A story following horny teenagers who finally figure out how to channel their desires through safe methods of physical intimacy.
Netflix shows have a penchant for being explicit and Sex Education definitely falls on that spectrum, however, the only reason it moves away from the trope is that it is extremely wholesome at heart. This season we see the repercussions of Isaac (George Robinson) deleting the voicemail from the finale of last season, and how that affects Maeve (Emma Mackey) and Otis (Asa Butterfield). Our protagonist has gotten together with Ruby (Mimi Keene) at the Halloween party. Meanwhile, Eric (Ncuti Gatwa) and Adam (Connor Swindells) have been exploring their relationship as a queer couple and how it affects their families. Additionally, we see Prinicipal Groff (Alistair Petrie) getting kicked out of his home, fired from the school and stuck living alone in an apartment he can now barely afford.

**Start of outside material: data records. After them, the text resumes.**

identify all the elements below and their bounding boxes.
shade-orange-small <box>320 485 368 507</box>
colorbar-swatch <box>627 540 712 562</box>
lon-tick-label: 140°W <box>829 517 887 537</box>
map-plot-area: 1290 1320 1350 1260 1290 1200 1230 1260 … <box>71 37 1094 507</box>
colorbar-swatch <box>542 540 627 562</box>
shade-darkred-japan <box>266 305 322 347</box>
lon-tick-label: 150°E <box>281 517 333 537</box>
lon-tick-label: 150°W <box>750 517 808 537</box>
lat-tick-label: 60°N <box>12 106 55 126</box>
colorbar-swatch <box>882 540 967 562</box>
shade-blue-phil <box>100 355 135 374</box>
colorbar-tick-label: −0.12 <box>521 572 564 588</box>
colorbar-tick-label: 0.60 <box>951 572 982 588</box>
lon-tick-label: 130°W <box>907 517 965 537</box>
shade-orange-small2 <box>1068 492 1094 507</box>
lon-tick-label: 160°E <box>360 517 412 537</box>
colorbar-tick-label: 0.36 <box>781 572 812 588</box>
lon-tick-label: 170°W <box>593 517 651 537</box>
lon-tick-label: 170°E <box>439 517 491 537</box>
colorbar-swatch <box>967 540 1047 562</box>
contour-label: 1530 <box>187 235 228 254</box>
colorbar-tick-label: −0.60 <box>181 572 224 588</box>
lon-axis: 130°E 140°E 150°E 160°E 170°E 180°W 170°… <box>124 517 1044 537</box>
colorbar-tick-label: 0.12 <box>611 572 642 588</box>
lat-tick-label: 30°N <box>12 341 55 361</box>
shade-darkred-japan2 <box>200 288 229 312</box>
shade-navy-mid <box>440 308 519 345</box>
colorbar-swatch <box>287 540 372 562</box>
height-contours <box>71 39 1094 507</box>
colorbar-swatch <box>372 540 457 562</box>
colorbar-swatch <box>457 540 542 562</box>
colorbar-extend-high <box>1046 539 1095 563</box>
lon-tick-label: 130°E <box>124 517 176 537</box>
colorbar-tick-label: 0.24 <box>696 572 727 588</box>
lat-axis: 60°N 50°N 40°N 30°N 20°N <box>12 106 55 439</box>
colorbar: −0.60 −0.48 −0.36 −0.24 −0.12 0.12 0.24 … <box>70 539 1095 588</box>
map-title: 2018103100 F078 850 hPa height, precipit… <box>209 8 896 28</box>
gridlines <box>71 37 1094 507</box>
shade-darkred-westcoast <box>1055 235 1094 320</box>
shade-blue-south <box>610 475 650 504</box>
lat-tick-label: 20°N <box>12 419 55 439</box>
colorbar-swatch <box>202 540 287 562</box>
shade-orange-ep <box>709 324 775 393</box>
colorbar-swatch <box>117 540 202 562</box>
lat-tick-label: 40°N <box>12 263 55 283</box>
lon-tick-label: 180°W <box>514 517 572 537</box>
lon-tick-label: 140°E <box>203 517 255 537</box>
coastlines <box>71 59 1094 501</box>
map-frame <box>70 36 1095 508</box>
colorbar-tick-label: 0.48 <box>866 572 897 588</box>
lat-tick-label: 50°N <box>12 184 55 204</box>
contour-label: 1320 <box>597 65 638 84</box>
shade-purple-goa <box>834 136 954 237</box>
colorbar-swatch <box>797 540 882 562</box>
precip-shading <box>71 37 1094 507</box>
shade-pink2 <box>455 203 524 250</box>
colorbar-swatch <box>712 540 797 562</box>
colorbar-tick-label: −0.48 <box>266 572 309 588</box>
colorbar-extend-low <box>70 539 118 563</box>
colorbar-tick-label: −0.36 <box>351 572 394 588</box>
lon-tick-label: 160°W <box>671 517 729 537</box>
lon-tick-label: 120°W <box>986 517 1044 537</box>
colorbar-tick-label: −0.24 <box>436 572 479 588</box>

In all of this Jean Milburn (Gillian Anderson) is coming to terms with the fact that her son was giving sex therapy at Moordale high school for money. She is disappointed in him and was hoping he could do better than that. Happy that he was helping people, it didn’t help that he was doing it for money. And now, the school was about to get even worse for the students as a new Principal makes an appearance, Hope Hadden (Jemima Kirke). Running a tight ship, she decides to introduce uniforms and systematically tries to control the behaviors of students in the school. Hope has one student in particular under the microscope and that is Cal Bowman (Dua Saleh), who is assumed to be a woman and is forced to wear a skirt even though they don’t want to. They show up to school wearing a too-loose shirt and pants which Hope sees as an insult to her authority.

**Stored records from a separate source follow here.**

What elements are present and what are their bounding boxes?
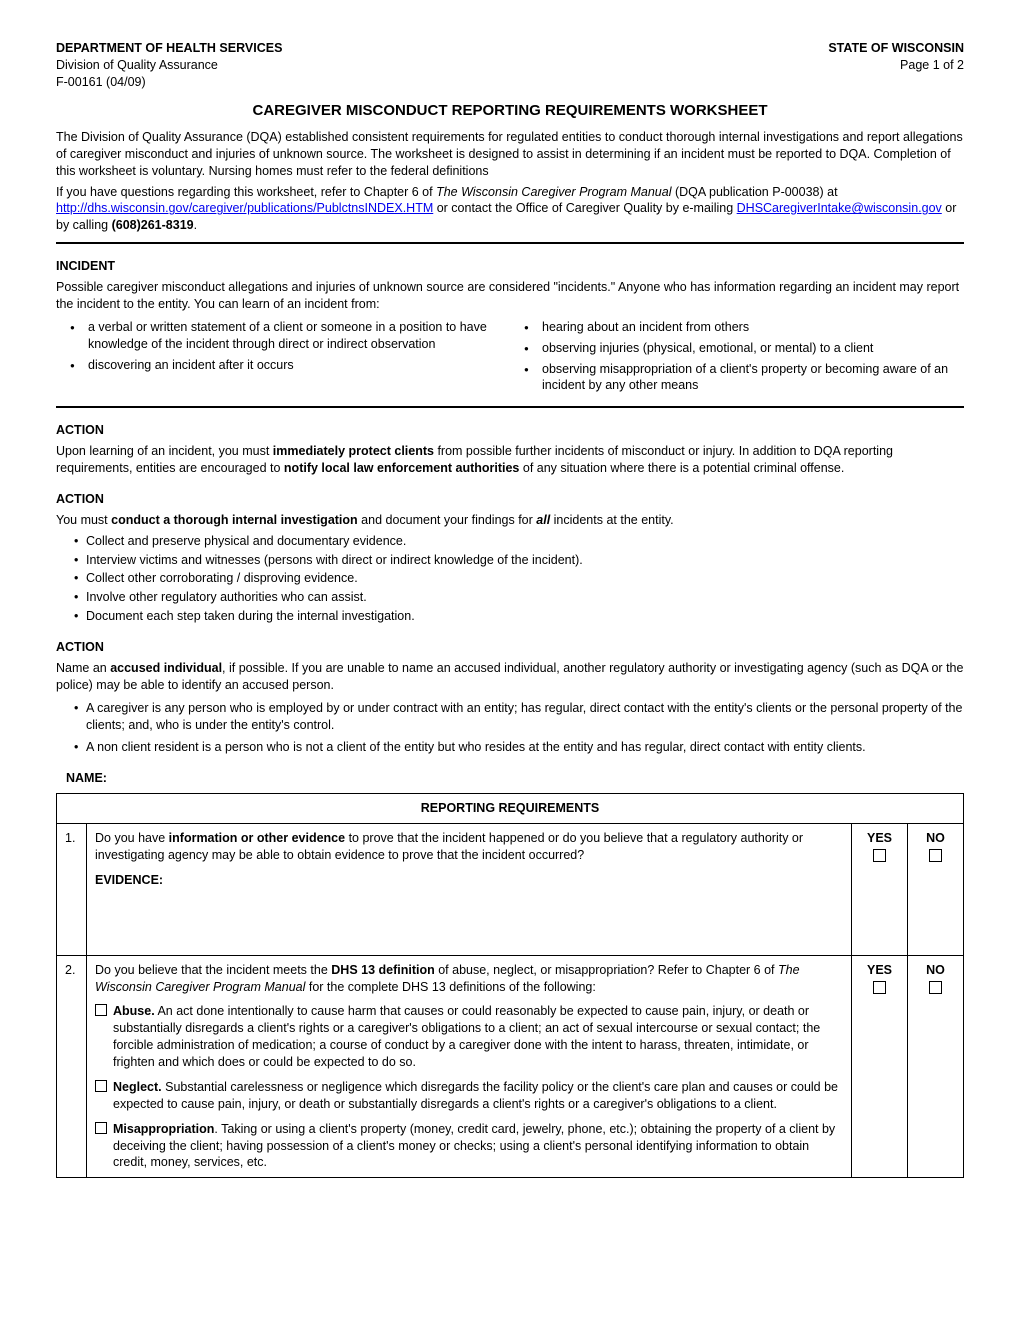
page-header: DEPARTMENT OF HEALTH SERVICES Division o… [56,40,964,91]
manual-title: The Wisconsin Caregiver Program Manual [436,185,671,199]
action-3-lead: Name an accused individual, if possible.… [56,660,964,694]
text: Do you believe that the incident meets t… [95,963,331,977]
action-heading: ACTION [56,422,964,439]
list-item: discovering an incident after it occurs [76,357,510,374]
text: Upon learning of an incident, you must [56,444,273,458]
no-label: NO [916,830,955,847]
no-checkbox[interactable] [929,849,942,862]
text: Name an [56,661,110,675]
text: (DQA publication P-00038) at [671,185,837,199]
no-cell: NO [908,824,964,956]
term: Neglect. [113,1080,162,1094]
bold-text: notify local law enforcement authorities [284,461,519,475]
no-checkbox[interactable] [929,981,942,994]
action-3-list: A caregiver is any person who is employe… [56,700,964,757]
text: or contact the Office of Caregiver Quali… [433,201,736,215]
no-cell: NO [908,955,964,1178]
text: . [194,218,197,232]
divider [56,242,964,244]
list-item: Interview victims and witnesses (persons… [78,552,964,569]
abuse-checkbox[interactable] [95,1004,107,1016]
yes-checkbox[interactable] [873,981,886,994]
yes-cell: YES [852,955,908,1178]
form-number: F-00161 (04/09) [56,74,282,91]
email-link[interactable]: DHSCaregiverIntake@wisconsin.gov [737,201,942,215]
list-item: Document each step taken during the inte… [78,608,964,625]
term: Misappropriation [113,1122,214,1136]
row-number: 1. [57,824,87,956]
list-item: observing injuries (physical, emotional,… [530,340,964,357]
definition-body: An act done intentionally to cause harm … [113,1004,820,1069]
misappropriation-checkbox[interactable] [95,1122,107,1134]
incident-columns: a verbal or written statement of a clien… [56,319,964,399]
action-2-list: Collect and preserve physical and docume… [56,533,964,625]
list-item: Collect other corroborating / disproving… [78,570,964,587]
bold-text: accused individual [110,661,222,675]
dept-name: DEPARTMENT OF HEALTH SERVICES [56,40,282,57]
row-number: 2. [57,955,87,1178]
bold-text: conduct a thorough internal investigatio… [111,513,358,527]
publications-link[interactable]: http://dhs.wisconsin.gov/caregiver/publi… [56,201,433,215]
divider [56,406,964,408]
action-heading: ACTION [56,491,964,508]
bold-text: DHS 13 definition [331,963,434,977]
incident-lead: Possible caregiver misconduct allegation… [56,279,964,313]
list-item: Collect and preserve physical and docume… [78,533,964,550]
text: for the complete DHS 13 definitions of t… [305,980,595,994]
intro-para-2: If you have questions regarding this wor… [56,184,964,235]
evidence-label: EVIDENCE: [95,872,843,889]
intro-para-1: The Division of Quality Assurance (DQA) … [56,129,964,180]
definition-body: . Taking or using a client's property (m… [113,1122,835,1170]
italic-text: all [536,513,550,527]
term: Abuse. [113,1004,155,1018]
question-cell: Do you believe that the incident meets t… [87,955,852,1178]
text: You must [56,513,111,527]
incident-heading: INCIDENT [56,258,964,275]
bold-text: information or other evidence [169,831,345,845]
yes-checkbox[interactable] [873,849,886,862]
text: of any situation where there is a potent… [519,461,844,475]
bold-text: immediately protect clients [273,444,434,458]
list-item: Involve other regulatory authorities who… [78,589,964,606]
text: If you have questions regarding this wor… [56,185,436,199]
list-item: hearing about an incident from others [530,319,964,336]
yes-label: YES [860,830,899,847]
question-cell: Do you have information or other evidenc… [87,824,852,956]
list-item: observing misappropriation of a client's… [530,361,964,395]
page-number: Page 1 of 2 [828,57,964,74]
yes-cell: YES [852,824,908,956]
action-heading: ACTION [56,639,964,656]
neglect-checkbox[interactable] [95,1080,107,1092]
division-name: Division of Quality Assurance [56,57,282,74]
list-item: A caregiver is any person who is employe… [78,700,964,734]
table-banner: REPORTING REQUIREMENTS [57,794,964,824]
text: Do you have [95,831,169,845]
yes-label: YES [860,962,899,979]
page-title: CAREGIVER MISCONDUCT REPORTING REQUIREME… [56,101,964,121]
phone-number: (608)261-8319 [112,218,194,232]
list-item: a verbal or written statement of a clien… [76,319,510,353]
list-item: A non client resident is a person who is… [78,739,964,756]
action-2-lead: You must conduct a thorough internal inv… [56,512,964,529]
name-label: NAME: [66,770,964,787]
text: of abuse, neglect, or misappropriation? … [435,963,778,977]
action-1-text: Upon learning of an incident, you must i… [56,443,964,477]
definition-body: Substantial carelessness or negligence w… [113,1080,838,1111]
state-name: STATE OF WISCONSIN [828,40,964,57]
reporting-requirements-table: REPORTING REQUIREMENTS 1. Do you have in… [56,793,964,1178]
no-label: NO [916,962,955,979]
text: and document your findings for [358,513,537,527]
text: incidents at the entity. [550,513,673,527]
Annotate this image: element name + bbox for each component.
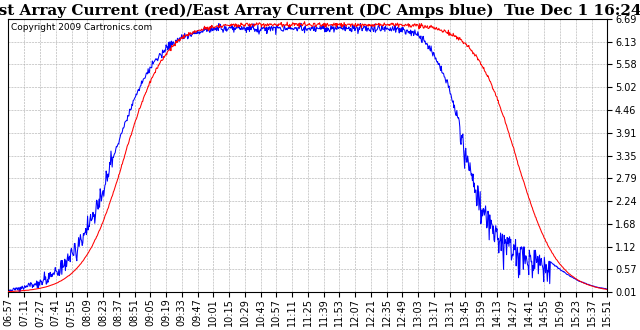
Text: Copyright 2009 Cartronics.com: Copyright 2009 Cartronics.com (12, 23, 153, 32)
Title: West Array Current (red)/East Array Current (DC Amps blue)  Tue Dec 1 16:24: West Array Current (red)/East Array Curr… (0, 4, 640, 18)
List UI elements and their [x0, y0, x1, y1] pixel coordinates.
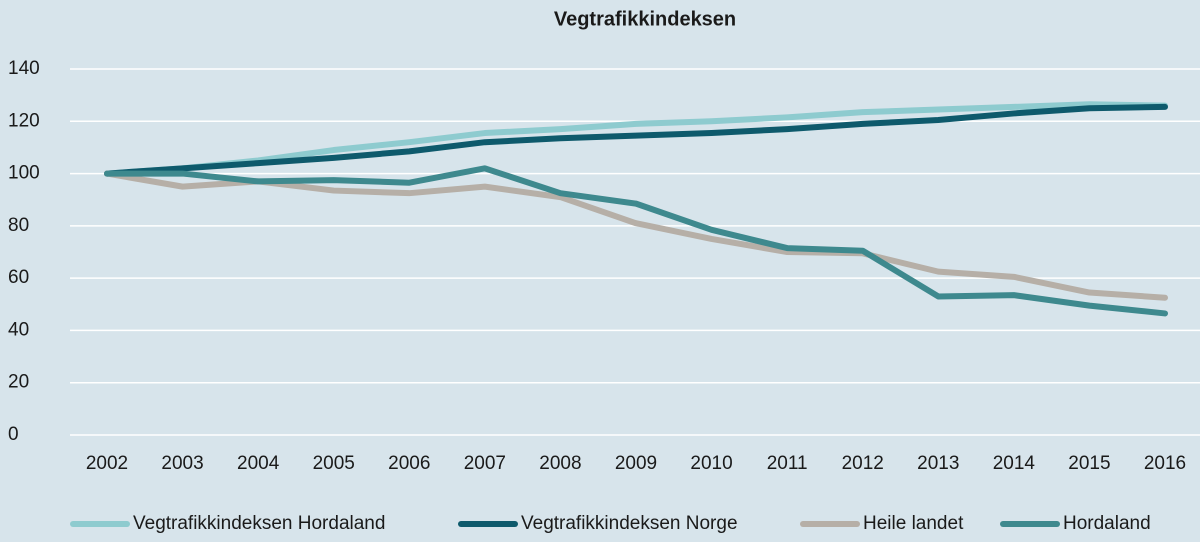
y-tick-label: 120	[8, 110, 40, 131]
y-tick-label: 0	[8, 424, 19, 445]
y-tick-label: 80	[8, 215, 29, 236]
y-tick-label: 100	[8, 163, 40, 184]
x-tick-label: 2005	[313, 453, 355, 474]
series-line	[104, 165, 1168, 317]
series-line	[104, 101, 1168, 177]
legend-label: Heile landet	[863, 513, 964, 534]
x-tick-label: 2010	[690, 453, 732, 474]
legend-label: Vegtrafikkindeksen Hordaland	[133, 513, 385, 534]
x-tick-label: 2012	[842, 453, 884, 474]
x-tick-label: 2003	[161, 453, 203, 474]
legend-label: Hordaland	[1063, 513, 1151, 534]
x-tick-label: 2016	[1144, 453, 1186, 474]
y-tick-label: 40	[8, 319, 29, 340]
x-tick-label: 2002	[86, 453, 128, 474]
series-line	[104, 103, 1168, 177]
legend-label: Vegtrafikkindeksen Norge	[521, 513, 738, 534]
x-tick-label: 2014	[993, 453, 1036, 474]
x-tick-label: 2008	[539, 453, 581, 474]
x-tick-label: 2006	[388, 453, 430, 474]
x-tick-label: 2015	[1068, 453, 1110, 474]
x-tick-label: 2004	[237, 453, 280, 474]
y-tick-label: 140	[8, 58, 40, 79]
x-tick-label: 2011	[767, 453, 808, 474]
y-tick-label: 20	[8, 372, 29, 393]
x-tick-label: 2013	[917, 453, 959, 474]
series-line	[104, 170, 1168, 301]
y-tick-label: 60	[8, 267, 29, 288]
x-tick-label: 2007	[464, 453, 506, 474]
chart-title: Vegtrafikkindeksen	[554, 8, 736, 30]
x-tick-label: 2009	[615, 453, 657, 474]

In the end, the school students collectively decide on their annual day to bring attention to sexual health and use the platform as a way to spread awareness about sex, boundaries, consent, sexuality, gender identity, etc. A great way to use an institution of education for good. While initially their reputation was dubbed as a ‘sex school’ derogatorily, the students had reclaimed the term to talk about openness in addressing sexuality and teaching young adults more about their own bodies.
Their lives in the sex school, however, are not this chill and great either. On a school trip to France, Maeve admits to Otis that she was interested in him romantically too. The fact that Isaac had deleted Otis’ message completely shifted their dynamic, but now that they know the full truth, it seems that they are coming together as a couple. The same thing doesn’t happen with Eric who when in Nigeria made out with someone else. Telling Adam about the same, the duo breaks up, with Eric saying that while he does love Adam, he is already there in his evolution as a person, meanwhile, Adam has to figure out how his sexuality manifests itself. Being in a relationship with only one person and having that provide all the information about your identity makes it unhealthy.
Finally Jean gets another jolt into reality when she finds out that she’s pregnant but not with Jakob’s (Mikael Persbrandt) child. It is quite possible that Jakob and her may make it work together, but it would be interesting to see what he thought of the child. One of the best parts of this season of Sex Education was the fact that Jackson Marchetti (Kedar Williams-Stirling) had a crush on Cal but he wasn’t queer himself. So when he was attracted to them, he needed to think whether that was about actually seeing Cal as non-binary or was he still seeing them as a woman. Even though he’s not queer, they would be in a queer relationship and that may be hard for some cis-gender heterosexual people to think about.
In this season, we also see Maeve given an opportunity that would change her life and it would be unforgivable if she didn’t take it. Having just sorted everything out with Otis, this feels like a step back for the characters and with many cast members not coming back, the show seemed to have lost its appeal for a while. However, out of the darkness, Dan Levy joins the cast as a professor to Maeve at her course in America. It would be interesting to see how the character functions in a place riddled with culture shocks and new strangers.
All current seasons of Sex Education are currently streaming on Netflix.